How a retired technician handed EFF the proof of NSA mass spying
by Ellsworth Toohey · Boing BoingOn the sixth floor of an AT&T building on Folsom Street in San Francisco, a locked room labeled 641A held the hardware that gave the NSA a copy of every byte of internet traffic passing through. The man who figured this out was a retired AT&T technician named Mark Klein, and in January 2006 he walked into the lobby of the Electronic Frontier Foundation a few blocks away and started talking. Cindy Cohn, then EFF's legal director, recounts the encounter in The MIT Press Reader, in an excerpt from her book Privacy's Defender.
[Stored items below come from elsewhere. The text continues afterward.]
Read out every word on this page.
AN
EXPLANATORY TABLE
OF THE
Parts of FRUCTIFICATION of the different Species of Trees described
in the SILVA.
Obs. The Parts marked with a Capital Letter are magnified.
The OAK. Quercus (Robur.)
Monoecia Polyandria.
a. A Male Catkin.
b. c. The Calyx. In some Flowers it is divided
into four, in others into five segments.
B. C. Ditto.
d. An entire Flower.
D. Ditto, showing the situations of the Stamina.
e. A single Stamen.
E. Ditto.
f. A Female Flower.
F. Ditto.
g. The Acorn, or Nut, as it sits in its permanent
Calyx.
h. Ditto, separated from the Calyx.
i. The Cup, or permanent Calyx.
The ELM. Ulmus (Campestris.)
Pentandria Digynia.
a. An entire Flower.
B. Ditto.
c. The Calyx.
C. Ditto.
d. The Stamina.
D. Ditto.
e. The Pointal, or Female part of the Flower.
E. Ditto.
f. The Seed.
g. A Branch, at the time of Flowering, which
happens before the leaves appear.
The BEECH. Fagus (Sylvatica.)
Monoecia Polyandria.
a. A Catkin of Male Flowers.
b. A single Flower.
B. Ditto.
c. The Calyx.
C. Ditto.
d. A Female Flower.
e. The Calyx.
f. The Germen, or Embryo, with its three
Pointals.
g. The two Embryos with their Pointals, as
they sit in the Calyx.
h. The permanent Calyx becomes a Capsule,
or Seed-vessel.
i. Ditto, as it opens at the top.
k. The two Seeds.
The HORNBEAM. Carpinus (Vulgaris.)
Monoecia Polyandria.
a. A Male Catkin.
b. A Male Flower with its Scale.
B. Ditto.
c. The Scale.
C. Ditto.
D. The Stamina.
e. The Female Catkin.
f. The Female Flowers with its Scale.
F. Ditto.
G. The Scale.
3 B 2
Klein told EFF's executive director Shari Steele that he could prove the NSA was tapping the internet backbone at scale. Since 2003, he had run the seventh-floor room on Folsom Street where AT&T's fiber-optic backbone connected to the wider internet. Those cables also ran a flight down, into 641A — a room only employees with NSA security clearances could enter.
Beside the secret room sat a splitter cabinet. Every fiber coming off the seventh floor was duplicated: one strand carried the traffic on its way, the other dumped a full copy into 641A. The mirroring added no measurable lag and left no fingerprint. Klein called the rig the Big Brother machine. A telecom expert EFF brought in to vet the documents said, "This isn't a wiretap, it's a country tap."
After EFF filed Klein's evidence, a Justice Department lawyer phoned Cohn to insist the documents be hand-carried to a SCIF a few blocks away, because a "very slow but very secure fax machine" sat inside that vault and could feed the pages one at a time to DC. Cohn had suggested emailing, using regular fax, or shipping the originals via FedEx.